The second period was not the Kings finest 20 minutes. Vegas outshot them 15-3 (a feat considering the Kings only picked up 2 penalties this period, one after a particularly confusing sequence where no one seemed to know what the puck was doing and somehow at the end of it Trevor Lewis was called for tripping.) Mitchell was a standout, not just in the second, for always being in the right place at the right time, making clean passes, nice blocks (especially considering he’s not a defenseman) and timely clears on the penalty kill. He and Quick were really the only two Kings who seemed to have it together, but even Quick couldn’t keep Vegas off the board. He tried, but short of actually using the Force to keep it out, it wasn’t happening. Of course, it came almost as the Kings had weathered the storm, with 1:26 remaining.

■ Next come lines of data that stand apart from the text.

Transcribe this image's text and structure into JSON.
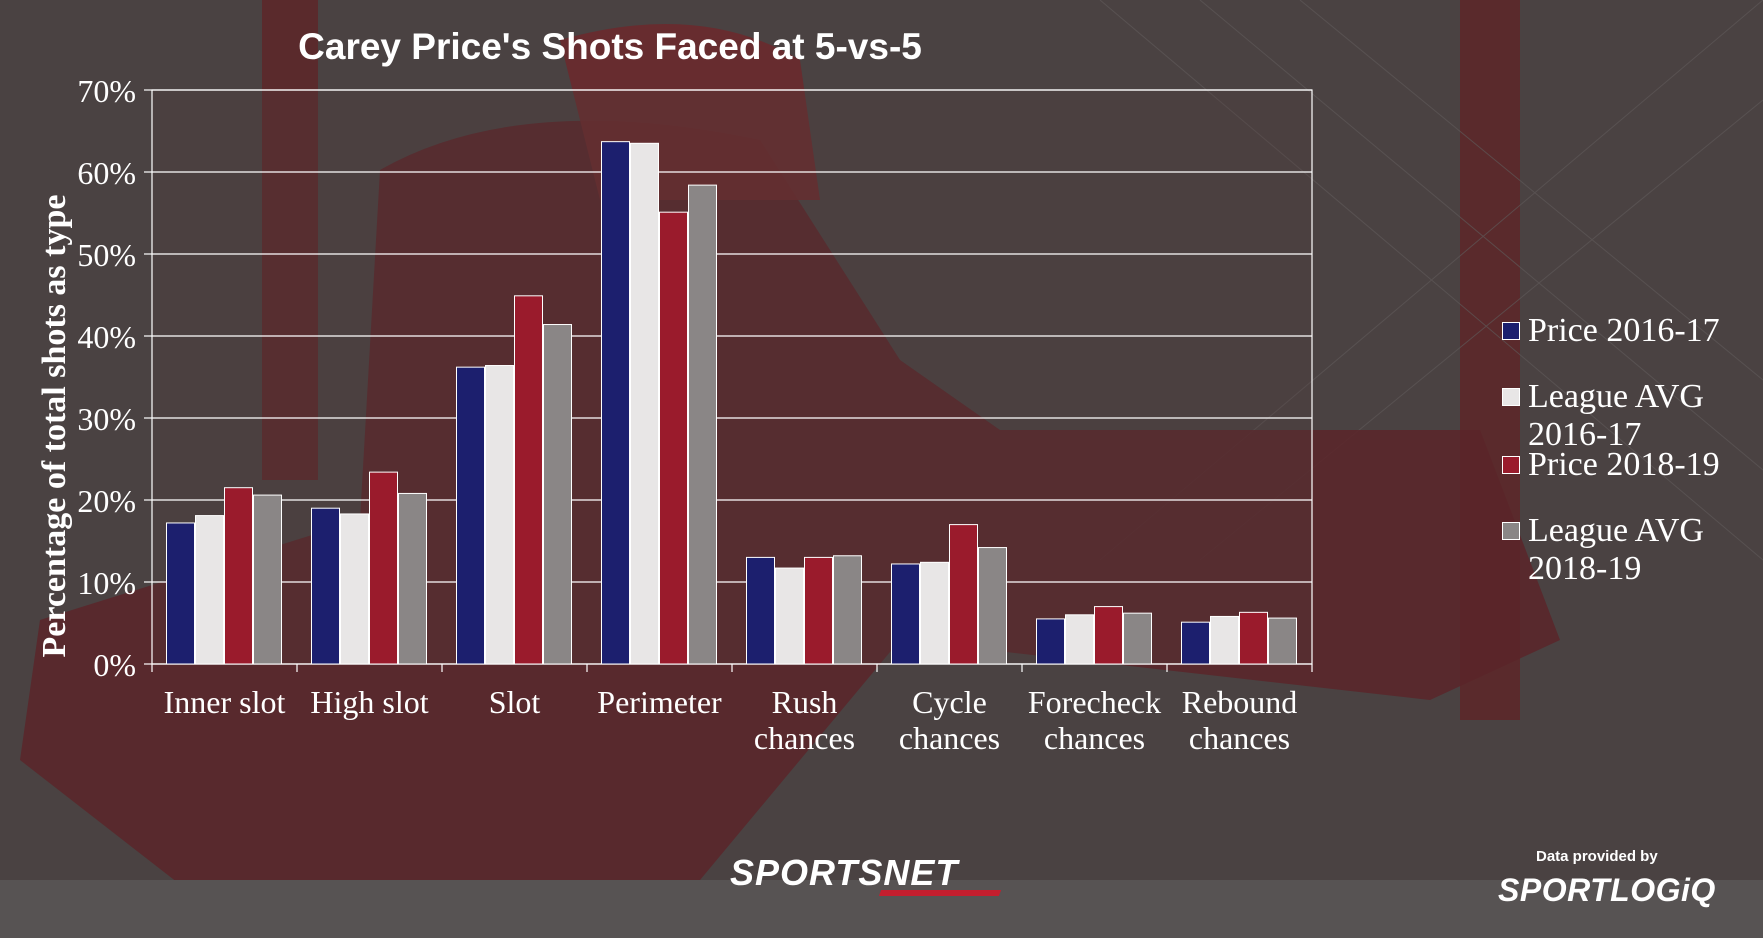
{
  "chart_data": {
    "type": "bar",
    "title": "Carey Price's Shots Faced at 5-vs-5",
    "ylabel": "Percentage of total shots as type",
    "xlabel": "",
    "ylim": [
      0,
      70
    ],
    "yticks": [
      "0%",
      "10%",
      "20%",
      "30%",
      "40%",
      "50%",
      "60%",
      "70%"
    ],
    "grid": true,
    "legend_position": "right",
    "categories": [
      [
        "Inner slot"
      ],
      [
        "High slot"
      ],
      [
        "Slot"
      ],
      [
        "Perimeter"
      ],
      [
        "Rush",
        "chances"
      ],
      [
        "Cycle",
        "chances"
      ],
      [
        "Forecheck",
        "chances"
      ],
      [
        "Rebound",
        "chances"
      ]
    ],
    "series": [
      {
        "name": [
          "Price 2016-17"
        ],
        "color": "#1c1f6e",
        "values": [
          17.2,
          19.0,
          36.2,
          63.7,
          13.0,
          12.2,
          5.5,
          5.1
        ]
      },
      {
        "name": [
          "League AVG",
          "2016-17"
        ],
        "color": "#e8e6e6",
        "values": [
          18.1,
          18.3,
          36.4,
          63.5,
          11.7,
          12.4,
          6.0,
          5.8
        ]
      },
      {
        "name": [
          "Price 2018-19"
        ],
        "color": "#9a1b2c",
        "values": [
          21.5,
          23.4,
          44.9,
          55.1,
          13.0,
          17.0,
          7.0,
          6.3
        ]
      },
      {
        "name": [
          "League AVG",
          "2018-19"
        ],
        "color": "#8a8686",
        "values": [
          20.6,
          20.8,
          41.4,
          58.4,
          13.2,
          14.2,
          6.2,
          5.6
        ]
      }
    ]
  },
  "branding": {
    "sportsnet_logo": "SPORTSNET",
    "credit": "Data provided by",
    "sportlogiq_logo": "SPORTLOGiQ"
  }
}
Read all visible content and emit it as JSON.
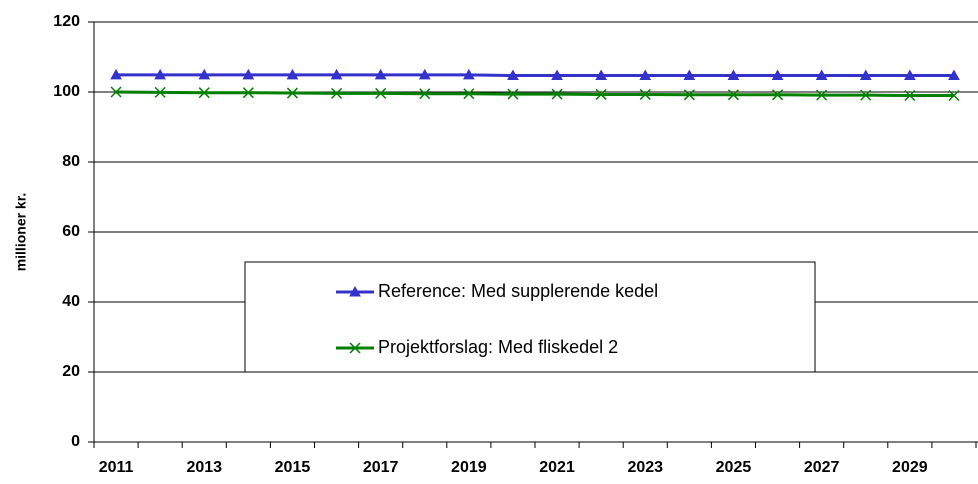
{
  "chart_data": {
    "type": "line",
    "y_label": "millioner kr.",
    "categories": [
      "2011",
      null,
      "2013",
      null,
      "2015",
      null,
      "2017",
      null,
      "2019",
      null,
      "2021",
      null,
      "2023",
      null,
      "2025",
      null,
      "2027",
      null,
      "2029",
      null
    ],
    "series": [
      {
        "name": "Reference: Med supplerende kedel",
        "color": "#3333cc",
        "marker": "triangle",
        "values": [
          104.9,
          104.9,
          104.9,
          104.9,
          104.9,
          104.9,
          104.9,
          104.9,
          104.9,
          104.7,
          104.7,
          104.7,
          104.7,
          104.7,
          104.7,
          104.7,
          104.7,
          104.7,
          104.7,
          104.7
        ]
      },
      {
        "name": "Projektforslag: Med fliskedel 2",
        "color": "#008000",
        "marker": "x",
        "values": [
          100,
          99.9,
          99.8,
          99.8,
          99.7,
          99.6,
          99.6,
          99.5,
          99.5,
          99.4,
          99.4,
          99.3,
          99.3,
          99.2,
          99.2,
          99.2,
          99.1,
          99.1,
          99.0,
          99.0
        ]
      }
    ],
    "ylim": [
      0,
      120
    ],
    "yticks": [
      0,
      20,
      40,
      60,
      80,
      100,
      120
    ],
    "grid": true,
    "legend": "center"
  }
}
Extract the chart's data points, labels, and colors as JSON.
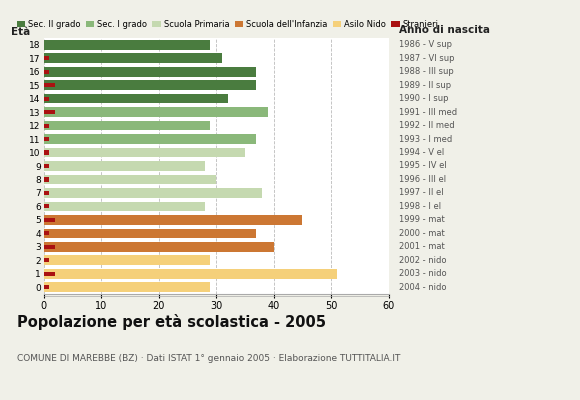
{
  "ages": [
    18,
    17,
    16,
    15,
    14,
    13,
    12,
    11,
    10,
    9,
    8,
    7,
    6,
    5,
    4,
    3,
    2,
    1,
    0
  ],
  "right_labels": [
    "1986 - V sup",
    "1987 - VI sup",
    "1988 - III sup",
    "1989 - II sup",
    "1990 - I sup",
    "1991 - III med",
    "1992 - II med",
    "1993 - I med",
    "1994 - V el",
    "1995 - IV el",
    "1996 - III el",
    "1997 - II el",
    "1998 - I el",
    "1999 - mat",
    "2000 - mat",
    "2001 - mat",
    "2002 - nido",
    "2003 - nido",
    "2004 - nido"
  ],
  "bar_values": [
    29,
    31,
    37,
    37,
    32,
    39,
    29,
    37,
    35,
    28,
    30,
    38,
    28,
    45,
    37,
    40,
    29,
    51,
    29
  ],
  "stranieri_values": [
    0,
    1,
    1,
    2,
    1,
    2,
    1,
    1,
    1,
    1,
    1,
    1,
    1,
    2,
    1,
    2,
    1,
    2,
    1
  ],
  "bar_colors": [
    "#4a7c3f",
    "#4a7c3f",
    "#4a7c3f",
    "#4a7c3f",
    "#4a7c3f",
    "#8ab87a",
    "#8ab87a",
    "#8ab87a",
    "#c5d9b0",
    "#c5d9b0",
    "#c5d9b0",
    "#c5d9b0",
    "#c5d9b0",
    "#cc7733",
    "#cc7733",
    "#cc7733",
    "#f5d07a",
    "#f5d07a",
    "#f5d07a"
  ],
  "legend_labels": [
    "Sec. II grado",
    "Sec. I grado",
    "Scuola Primaria",
    "Scuola dell'Infanzia",
    "Asilo Nido",
    "Stranieri"
  ],
  "legend_colors": [
    "#4a7c3f",
    "#8ab87a",
    "#c5d9b0",
    "#cc7733",
    "#f5d07a",
    "#aa1111"
  ],
  "stranieri_color": "#aa1111",
  "title": "Popolazione per età scolastica - 2005",
  "subtitle": "COMUNE DI MAREBBE (BZ) · Dati ISTAT 1° gennaio 2005 · Elaborazione TUTTITALIA.IT",
  "xlabel_left": "Età",
  "xlabel_right": "Anno di nascita",
  "xlim": [
    0,
    60
  ],
  "xticks": [
    0,
    10,
    20,
    30,
    40,
    50,
    60
  ],
  "bg_color": "#f0f0e8",
  "plot_bg": "#ffffff",
  "grid_color": "#bbbbbb"
}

Quick clearly had something to say to the ref about that, or something else, can’t be sure, but clearly, the ref didn’t like it because when the Kings came back to begin the third, he had an unsportsmanlike conduct penalty. Which would have been fine, I suppose, had Doughty (who otherwise was having a great game as usual) not taken another penalty with 1:21 of Quick’s remaining. Hardly what you want, having your best defenseman in the box for that long of a 5-on-3, yet the Kings still managed to pull it off. Quite spectacularly actually. The Kempe penalty (at which point I was actually wanting to cry foul on the refs, because I, and I was not alone in this, was not seeing what they were) was killed off even more spectacularly, with the Kings getting more shorthanded bids than Vegas had. However, it wasn’t enough, as it was clear Vegas was circling a goal and sure enough. With 8:50 remaining Vegas was buzzing and Leipsic wristed one past Quick. It didn’t bode well for two stingy defensive teams, with so few minutes remaining. That didn’t mean the Kings would give up. It’s just not their style. And with a 25+ goal differential in the third, perhaps a tying goal was also inevitable. It didn’t come on the rare Vegas penalty (though that did give the Kings momentum, as it took Vegas 1:24 to even be able to clear the puck.) The equalizer came from Doughty, who had just the right angle to deflect Muzzin’s shot in past Fleury. (This wasn’t your usual tip in, the geometry involved was incredible.) Overtime really isn’t what you want against a divisional rival (ugh how are Vegas a legit rival already?) nor was a loss, so at least the Kings got one point from the defeat. It was unfortunate, they had most of the possession and chances in the 3-on-3 (which really is just beautiful hockey to watch). But it was not to be. Still, the Kings leave 2017 in second place in the division, fifth place in the league and third in the conference. Not a bad place to be.